The course opened on December 8 and has 19 students from the Middle East and Africa, three with some training in nursing or midwifery, the rest with no experience. Nine are taught at Charité by Polzin, the other 10 at Vivantes by Tuschke; all come together for their German classes. Funding comes partly from IQ Landesnetzwerk Berlin (a department of the Berlin Senate for Integration and Migration) and partly from the Federal Ministry of Labour and Social Affairs (BMAS) under the “Integration through Qualification” program. Their funding runs until the end of 2018, enough time for them to run four six-month courses, for a total of around 80 students.
“Initially we’d hoped to be able to run smaller classes, and more of them, for more intensive learning,” says Tuschke, who admits he’s disappointed that they haven’t been given more funding to work with. But both Tuschke and Polzin are hugely enthusiastic about the project, which they’re certain has potential as a language and integration course as well as a foundation for nurse training. As the course progresses, the students are given more and more time working practically in a hospital ward.

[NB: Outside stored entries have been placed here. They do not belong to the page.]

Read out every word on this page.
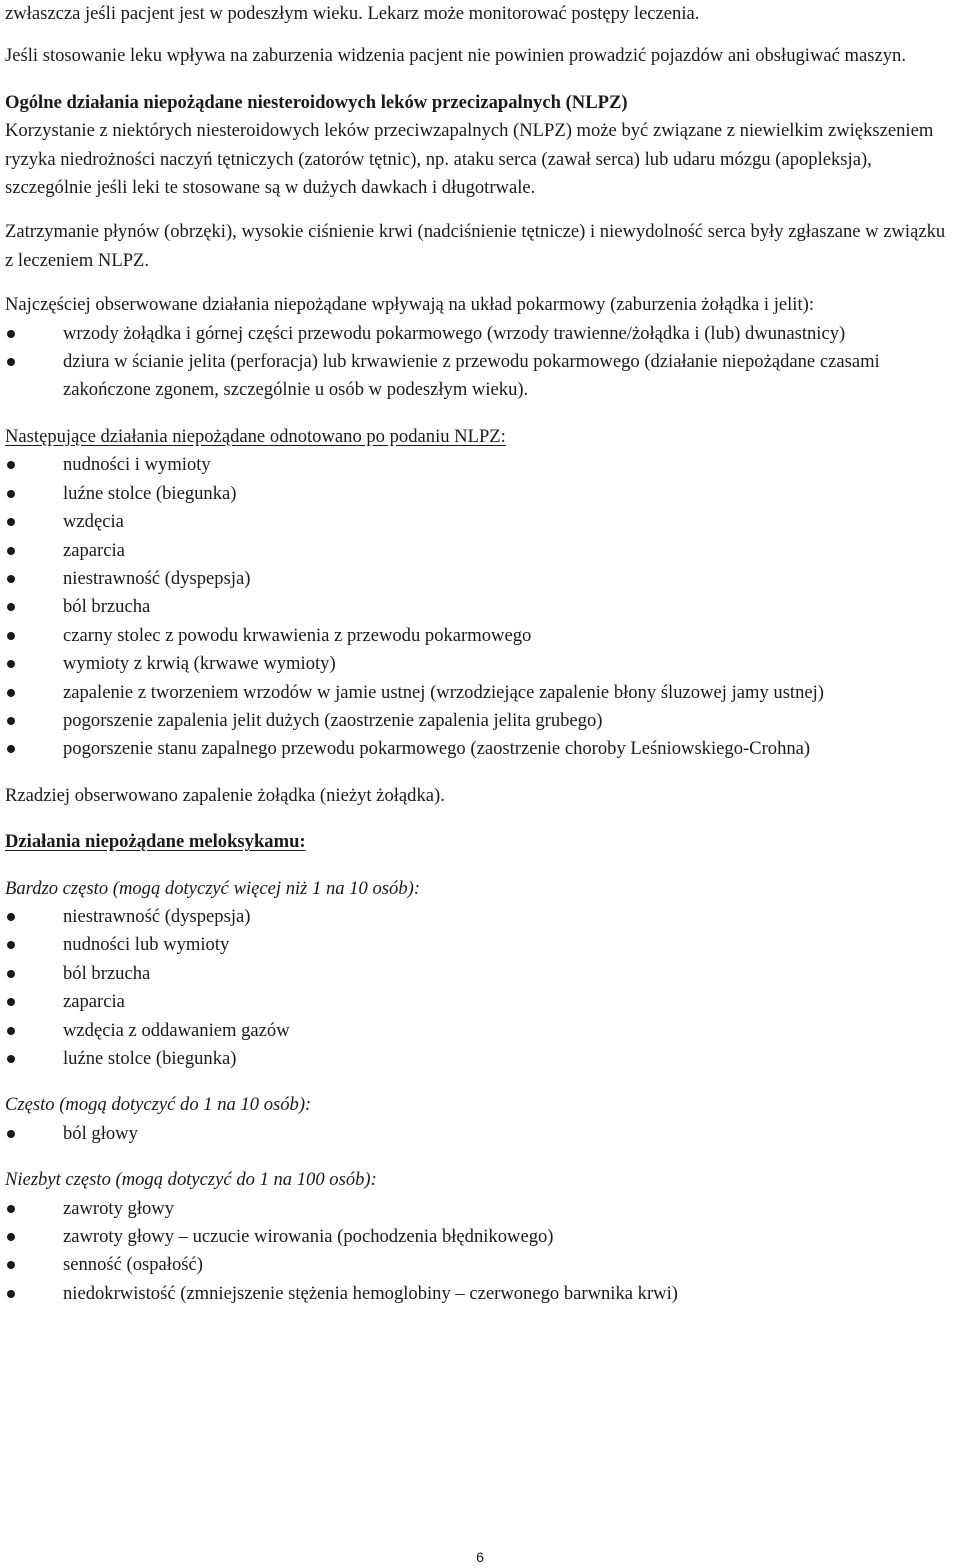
zwłaszcza jeśli pacjent jest w podeszłym wieku. Lekarz może monitorować postępy leczenia.

Jeśli stosowanie leku wpływa na zaburzenia widzenia pacjent nie powinien prowadzić pojazdów ani obsługiwać maszyn.

Ogólne działania niepożądane niesteroidowych leków przecizapalnych (NLPZ)

Korzystanie z niektórych niesteroidowych leków przeciwzapalnych (NLPZ) może być związane z niewielkim zwiększeniem ryzyka niedrożności naczyń tętniczych (zatorów tętnic), np. ataku serca (zawał serca) lub udaru mózgu (apopleksja), szczególnie jeśli leki te stosowane są w dużych dawkach i długotrwale.

Zatrzymanie płynów (obrzęki), wysokie ciśnienie krwi (nadciśnienie tętnicze) i niewydolność serca były zgłaszane w związku z leczeniem NLPZ.

Najczęściej obserwowane działania niepożądane wpływają na układ pokarmowy (zaburzenia żołądka i jelit):

wrzody żołądka i górnej części przewodu pokarmowego (wrzody trawienne/żołądka i (lub) dwunastnicy)
dziura w ścianie jelita (perforacja) lub krwawienie z przewodu pokarmowego (działanie niepożądane czasami zakończone zgonem, szczególnie u osób w podeszłym wieku).

Następujące działania niepożądane odnotowano po podaniu NLPZ:

nudności i wymioty
luźne stolce (biegunka)
wzdęcia
zaparcia
niestrawność (dyspepsja)
ból brzucha
czarny stolec z powodu krwawienia z przewodu pokarmowego
wymioty z krwią (krwawe wymioty)
zapalenie z tworzeniem wrzodów w jamie ustnej (wrzodziejące zapalenie błony śluzowej jamy ustnej)
pogorszenie zapalenia jelit dużych (zaostrzenie zapalenia jelita grubego)
pogorszenie stanu zapalnego przewodu pokarmowego (zaostrzenie choroby Leśniowskiego-Crohna)

Rzadziej obserwowano zapalenie żołądka (nieżyt żołądka).

Działania niepożądane meloksykamu:

Bardzo często (mogą dotyczyć więcej niż 1 na 10 osób):

niestrawność (dyspepsja)
nudności lub wymioty
ból brzucha
zaparcia
wzdęcia z oddawaniem gazów
luźne stolce (biegunka)

Często (mogą dotyczyć do 1 na 10 osób):

ból głowy

Niezbyt często (mogą dotyczyć do 1 na 100 osób):

zawroty głowy
zawroty głowy – uczucie wirowania (pochodzenia błędnikowego)
senność (ospałość)
niedokrwistość (zmniejszenie stężenia hemoglobiny – czerwonego barwnika krwi)
6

But, Polzin warns, “It’s important to realise this course is not a full training. This is career orientation; something to inspire them to train as nurses, and to increase their chances of getting funding for a full education.”
So could this be the miracle cure that Germany needs to heal its chronic lack of nurses and carers? Tuschke doesn’t think so. He’s insistent that we still need reforms to make nursing more attractive and better respected as a career. “The fact is, there’s no difference between attracting refugees into nursing and attracting Germans,” he says. “Refugees aren’t here to do our demanding work. We need better conditions and better pay for everyone if we want more nurses.”